How to Protect the Integrity of Your Encrypted Data by Using AWS Key Management Service and EncryptionContext
This is the code repository for Python-port code sample used in AWS Security Blog How to Protect the Integrity of Your Encrypted Data by Using AWS Key Management Service and EncryptionContext
- Amazon Web Services account
- Python installed
- Python boto3 installed
Create a customer master key.
Create a table EcDemoAddresses
with a string-type key EmailAddress
.
Or you can run the following command:
$ cd encryption-context-python
$ python create_dynamodb_table.py
I created a cloudformation template to provision
- KMS
- DynamoDB
There are two parameters for this stack:
- KeyAdministrator : AWS KMS Key Administrator
- KeyUser : AWS KMS Key User
After editting cloudformation/parameters.json
, run the next command:
$ aws cloudformation create-stack \
--stack-name EcDemo \
--template-body file://cloudformation/dynamodb-kms.template.json \
--parameters file://cloudformation/parameters.json \
--capabilities=CAPABILITY_IAM
There are three sample codes in the blog.
All sample codes are located at encryption-context-python
directory.
KMS throws an InvalidCiphertextException upon receiving ciphertext that has been tampered with.
This is an insecure KMS encryption implementation.

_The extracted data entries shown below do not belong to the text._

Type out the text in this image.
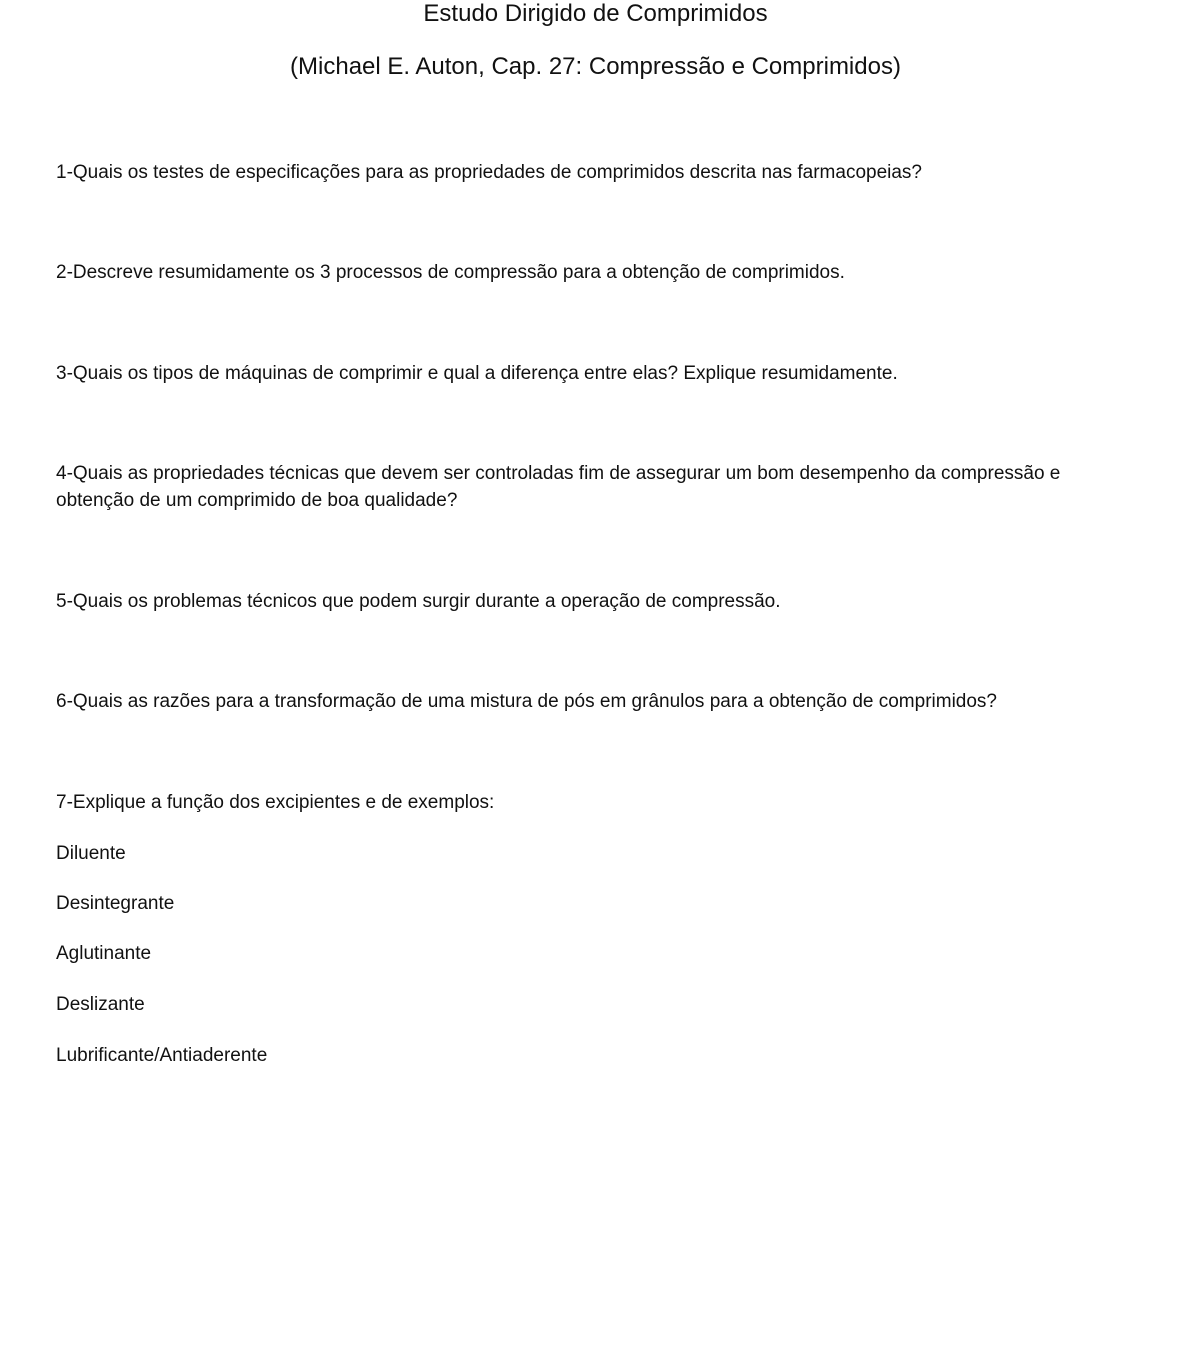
Estudo Dirigido de Comprimidos
(Michael E. Auton, Cap. 27: Compressão e Comprimidos)

1-Quais os testes de especificações para as propriedades de comprimidos descrita nas farmacopeias?

2-Descreve resumidamente os 3 processos de compressão para a obtenção de comprimidos.

3-Quais os tipos de máquinas de comprimir e qual a diferença entre elas? Explique resumidamente.

4-Quais as propriedades técnicas que devem ser controladas fim de assegurar um bom desempenho da compressão e obtenção de um comprimido de boa qualidade?

5-Quais os problemas técnicos que podem surgir durante a operação de compressão.

6-Quais as razões para a transformação de uma mistura de pós em grânulos para a obtenção de comprimidos?

7-Explique a função dos excipientes e de exemplos:

Diluente

Desintegrante

Aglutinante

Deslizante

Lubrificante/Antiaderente
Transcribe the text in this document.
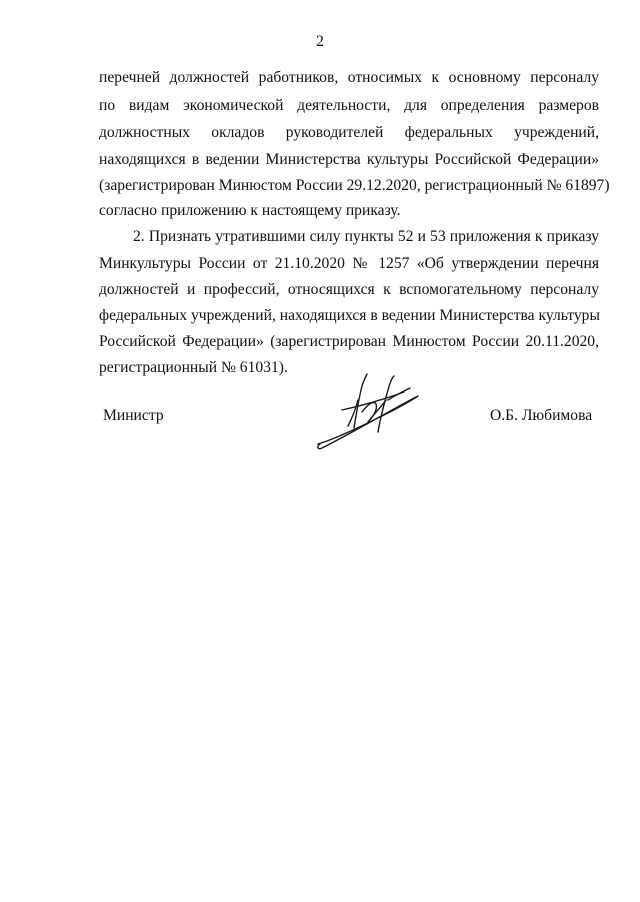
2
перечней должностей работников, относимых к основному персоналу
по видам экономической деятельности, для определения размеров
должностных окладов руководителей федеральных учреждений,
находящихся в ведении Министерства культуры Российской Федерации»
(зарегистрирован Минюстом России 29.12.2020, регистрационный № 61897)
согласно приложению к настоящему приказу.
2. Признать утратившими силу пункты 52 и 53 приложения к приказу
Минкультуры России от 21.10.2020 № 1257 «Об утверждении перечня
должностей и профессий, относящихся к вспомогательному персоналу
федеральных учреждений, находящихся в ведении Министерства культуры
Российской Федерации» (зарегистрирован Минюстом России 20.11.2020,
регистрационный № 61031).
Министр	О.Б. Любимова
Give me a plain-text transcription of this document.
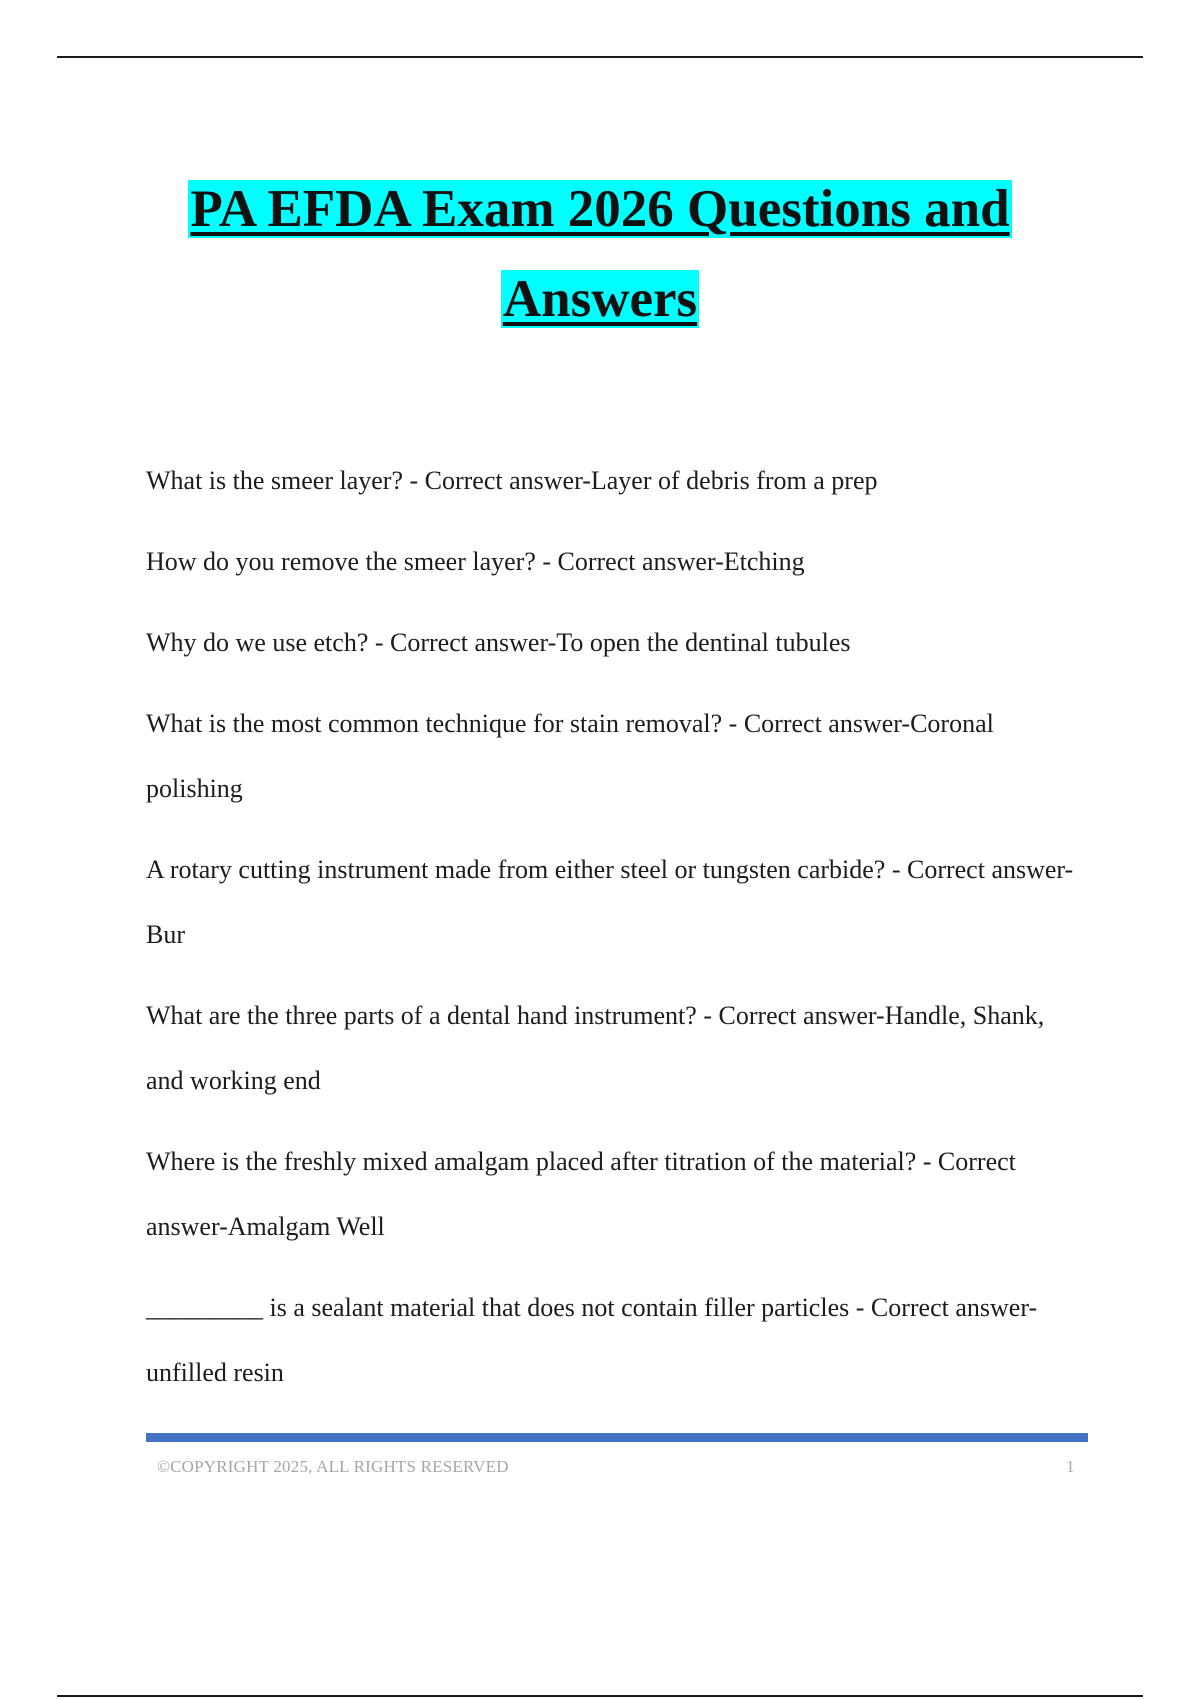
PA EFDA Exam 2026 Questions and
Answers
What is the smeer layer? - Correct answer-Layer of debris from a prep
How do you remove the smeer layer? - Correct answer-Etching
Why do we use etch? - Correct answer-To open the dentinal tubules
What is the most common technique for stain removal? - Correct answer-Coronal polishing
A rotary cutting instrument made from either steel or tungsten carbide? - Correct answer-Bur
What are the three parts of a dental hand instrument? - Correct answer-Handle, Shank, and working end
Where is the freshly mixed amalgam placed after titration of the material? - Correct answer-Amalgam Well
_________ is a sealant material that does not contain filler particles - Correct answer-unfilled resin
©COPYRIGHT 2025, ALL RIGHTS RESERVED	1
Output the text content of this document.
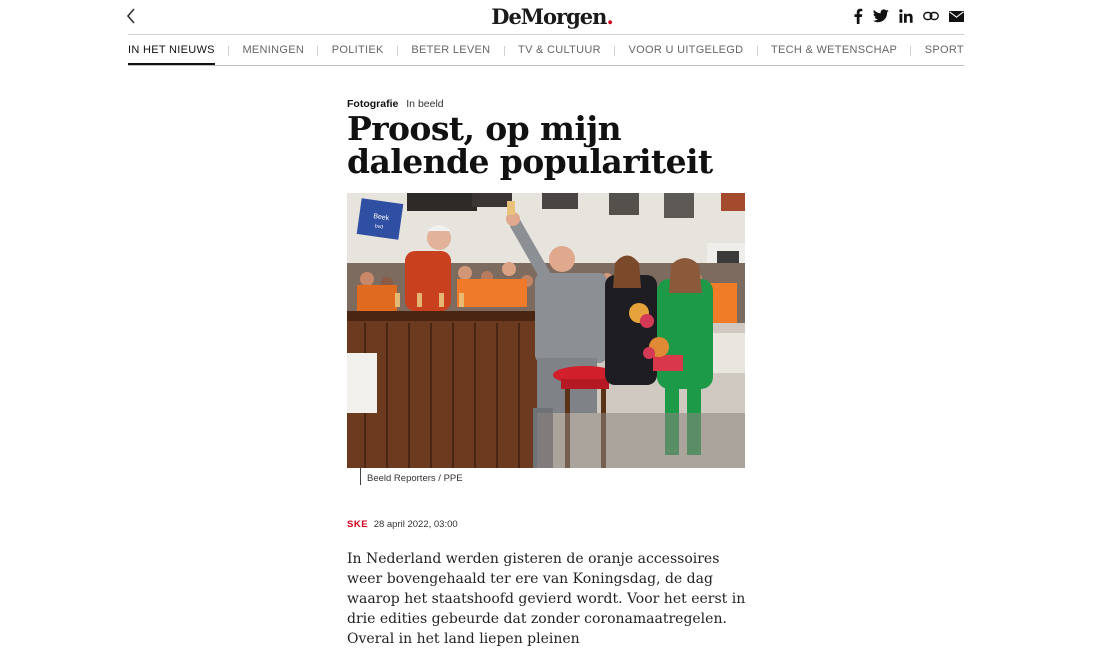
DeMorgen.
IN HET NIEUWS	MENINGEN	POLITIEK	BETER LEVEN	TV & CULTUUR	VOOR U UITGELEGD	TECH & WETENSCHAP	SPORT
Fotografie In beeld
Proost, op mijn dalende populariteit
Beek
bvd
Beeld Reporters / PPE
SKE 28 april 2022, 03:00

In Nederland werden gisteren de oranje accessoires weer bovengehaald ter ere van Koningsdag, de dag waarop het staatshoofd gevierd wordt. Voor het eerst in drie edities gebeurde dat zonder coronamaatregelen. Overal in het land liepen pleinen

If a malicious user(Mallory) can modify the DynamoDB table, she can replace data. Mallory can do this even without access to the encryption keys by simply swapping the encrypted data between the records, which doesn't require her to encrypt or decrypt anything.
When you provide EncryptionContext
at encryption, the system throws an InvalidCiphertextException
when the system attemps to decrypt the record that has been tampered with.
This code improves the security of KMS encryption.